Весь преданный мысли, как бы выдти из такого положения, напряжённого, неестественного по моей страстной натуре, я решил обратиться к Пушкину, и в один прекрасный день пришёл к великому поэту. Когда я входил в переднюю, из кабинета его вышел повар в белом колпаке, переднике и куртке. Я отдал ему тетрадь моих стихов для передачи Александру Сергеевичу, и за ответом хотел зайти через неделю. Набросив на себя шинель, я поспешно вышел на улицу; но не успел пройти и сорока шагов от дому, где жил Пушкин, как тот же самый повар остановил меня.

— «Пожалуйте к барину, он вас покорнейше просит».

— «Очень благодарен, неужели же он успел что-нибудь прочесть в моей тетради?»

— «Да-с, он заглянул в неё».

Едва вошёл я опять в переднюю, тотчас услышал голос Пушкина. Он вскрикнул: Василий, это ты?
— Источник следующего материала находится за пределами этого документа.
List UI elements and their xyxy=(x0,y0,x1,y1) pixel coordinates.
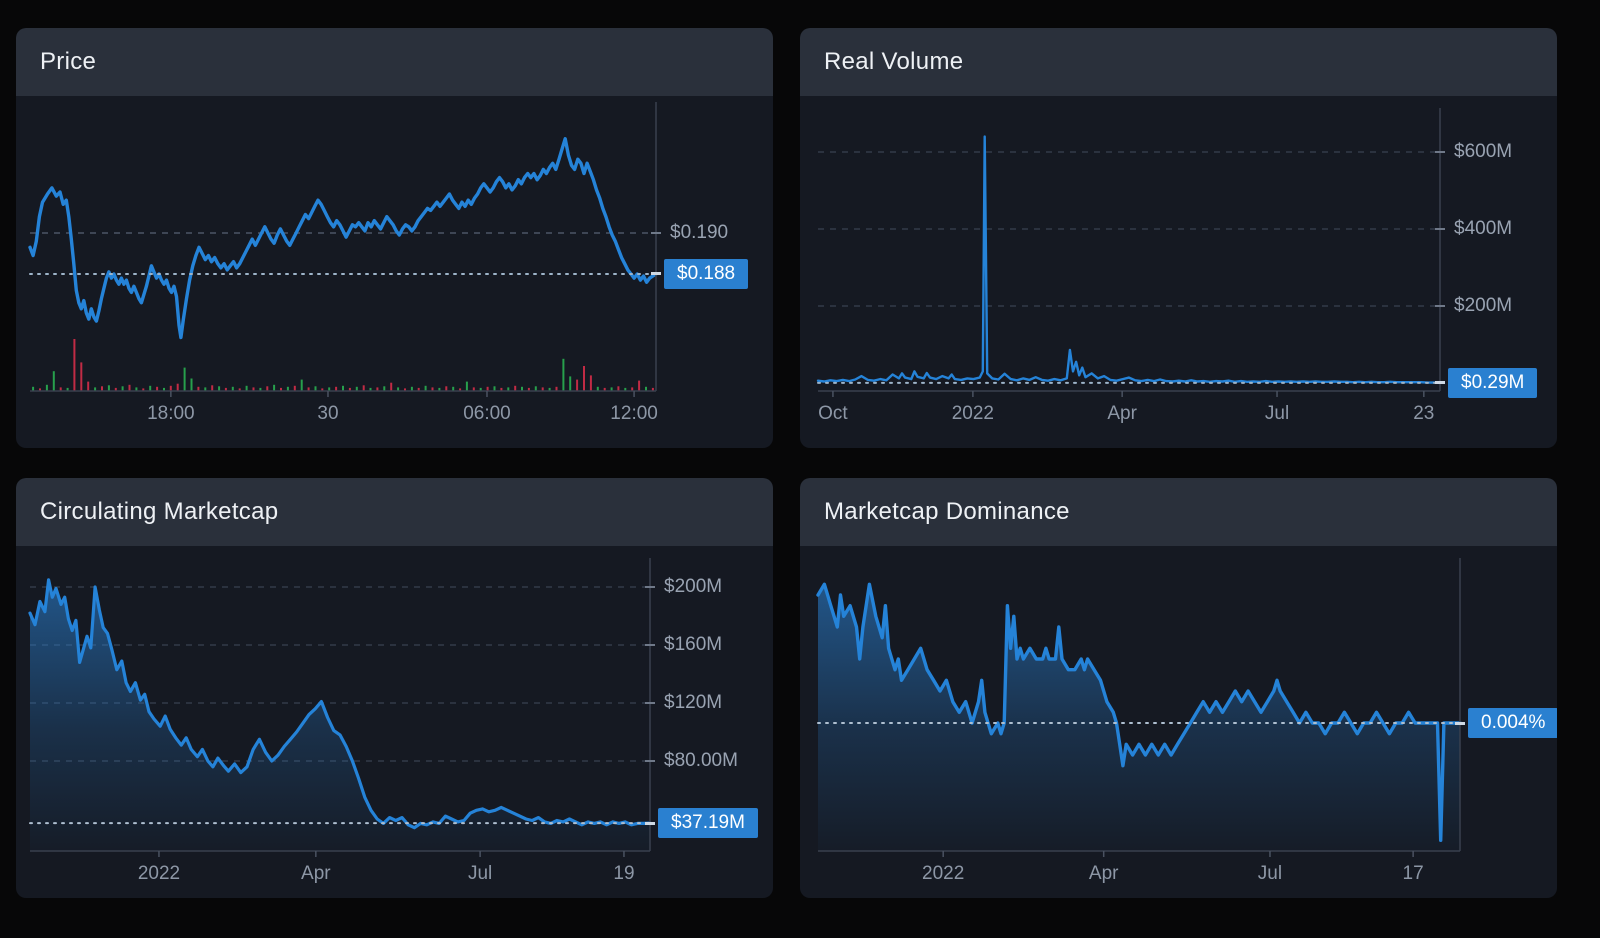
y-axis-label: $200M xyxy=(1454,294,1513,316)
x-axis-label: 06:00 xyxy=(463,403,511,424)
current-value-tick xyxy=(645,821,655,825)
y-axis-label: $80.00M xyxy=(664,750,738,772)
y-axis-tick xyxy=(651,231,661,234)
panel-title-real-volume: Real Volume xyxy=(824,48,964,75)
panel-title-marketcap-dominance: Marketcap Dominance xyxy=(824,498,1070,525)
y-axis-tick xyxy=(1435,304,1445,307)
x-axis-label: 17 xyxy=(1402,863,1424,884)
x-axis-label: Apr xyxy=(1088,863,1119,884)
y-axis-label: $200M xyxy=(664,576,723,598)
current-value-tick xyxy=(1455,721,1465,725)
x-axis-label: 18:00 xyxy=(147,403,195,424)
x-axis-label: 30 xyxy=(317,403,339,424)
panel-real-volume: Real Volume $600M $400M $200M Oct 2022 Apr Jul… xyxy=(800,28,1557,448)
panel-header: Price xyxy=(16,28,773,96)
y-axis-label: $160M xyxy=(664,634,723,656)
x-axis-label: 23 xyxy=(1413,403,1435,424)
panel-header: Marketcap Dominance xyxy=(800,478,1557,546)
marketcap-dominance-chart-canvas[interactable]: 2022 Apr Jul 17 0.004% xyxy=(800,546,1557,898)
x-axis-label: Jul xyxy=(1257,863,1283,884)
panel-marketcap-dominance: Marketcap Dominance 2022 Apr Jul 17 0.004% xyxy=(800,478,1557,898)
y-axis-tick xyxy=(645,702,655,705)
x-axis-label: 12:00 xyxy=(610,403,658,424)
y-axis-tick xyxy=(1435,150,1445,153)
x-axis-label: 2022 xyxy=(922,863,965,884)
x-axis-label: Apr xyxy=(1107,403,1137,424)
y-axis-tick xyxy=(645,644,655,647)
panel-title-circulating-marketcap: Circulating Marketcap xyxy=(40,498,279,525)
y-axis-tick xyxy=(1435,227,1445,230)
circulating-marketcap-chart-canvas[interactable]: $200M $160M $120M $80.00M 2022 Apr Jul 19 $37.19… xyxy=(16,546,773,898)
real-volume-chart-canvas[interactable]: $600M $400M $200M Oct 2022 Apr Jul 23 $0.29M xyxy=(800,96,1557,448)
y-axis-tick xyxy=(645,586,655,589)
panel-price: Price $0.190 18:00 30 06:00 12:00 $0.188 xyxy=(16,28,773,448)
current-value-badge: $0.188 xyxy=(664,258,749,289)
y-axis-tick xyxy=(645,760,655,763)
x-axis-label: Jul xyxy=(1264,403,1290,424)
panel-circulating-marketcap: Circulating Marketcap $200M $160M $120M $80… xyxy=(16,478,773,898)
current-value-tick xyxy=(651,272,661,276)
y-axis-label: $0.190 xyxy=(670,221,729,243)
current-value-badge: $37.19M xyxy=(658,808,758,839)
x-axis-label: Apr xyxy=(301,863,331,884)
x-axis-label: 2022 xyxy=(137,863,181,884)
current-value-badge: 0.004% xyxy=(1468,708,1557,738)
current-value-badge: $0.29M xyxy=(1448,367,1538,398)
price-chart-canvas[interactable]: $0.190 18:00 30 06:00 12:00 $0.188 xyxy=(16,96,773,448)
x-axis-label: Oct xyxy=(818,403,848,424)
panel-header: Real Volume xyxy=(800,28,1557,96)
y-axis-label: $600M xyxy=(1454,140,1513,162)
panel-header: Circulating Marketcap xyxy=(16,478,773,546)
x-axis-label: 19 xyxy=(613,863,635,884)
y-axis-label: $120M xyxy=(664,692,723,714)
panel-title-price: Price xyxy=(40,48,97,75)
x-axis-label: Jul xyxy=(467,863,493,884)
current-value-tick xyxy=(1435,381,1445,385)
y-axis-label: $400M xyxy=(1454,217,1513,239)
x-axis-label: 2022 xyxy=(951,403,995,424)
— «Точно так, я» отвечал повар.

— «А г. Облачкин?»

— «Здесь».

— «Пожалуйте сюда, пожалуйте», звал меня Пушкин, и голос его был до того радушен и до того симпатичен, что я весь затрепетал от радости, и никогда не забуду этой счастливой для меня минуты. При входе в кабинет, меня обуял какой-то страх из невыразимого чувства удивления, робости и замешательства, и непостижимого уважения, близкого к благоговению… Кабинет Пушкина состоял из большой узкой комнаты. Посреди стоял огромный стол простого дерева, оставлявший с двух концов место для прохода, заваленный бумагами, письменными принадлежностями и книгами, а сам поэт сидел в уголку в покойном кресле. На Пушкине был старенький, дешёвый халат, какими обыкновенно торгуют бухарцы в разноску. Вся стена была уставлена полками с книгами, а вокруг кабинета были расставлены простые, плетёные стулья. Кабинет был просторный, светлый, чистый, но в нём ничего не было затейливого, замысловатого, роскошного, во всём безыискусственная простота и ничего поражающего, кроме самого хозяина, поражавшего каждого, кому посчастливилось видеть его оригинальное, арабского типа лицо, до невероятности подвижное и всегда оживлённое выражением гениального ума и глубокого чувства. Я поклонился Пушкину, помнится очень неловко, совершенно растерялся, сконфузился, хотя он обратился ко мне весьма ласково, просто, голос его был изумительно симпатичен, улыбка добродушна, глаза выражали участие… К чему я оробел перед таким человеком, к которому должно чувствовать только любовь и уважение? Я был тогда мальчик, но очень хорошо понимал, что мои стихи в руках славного поэта и что он по всей вероятности прочёл несколько строк — и хотя слегка познакомился с моей музой.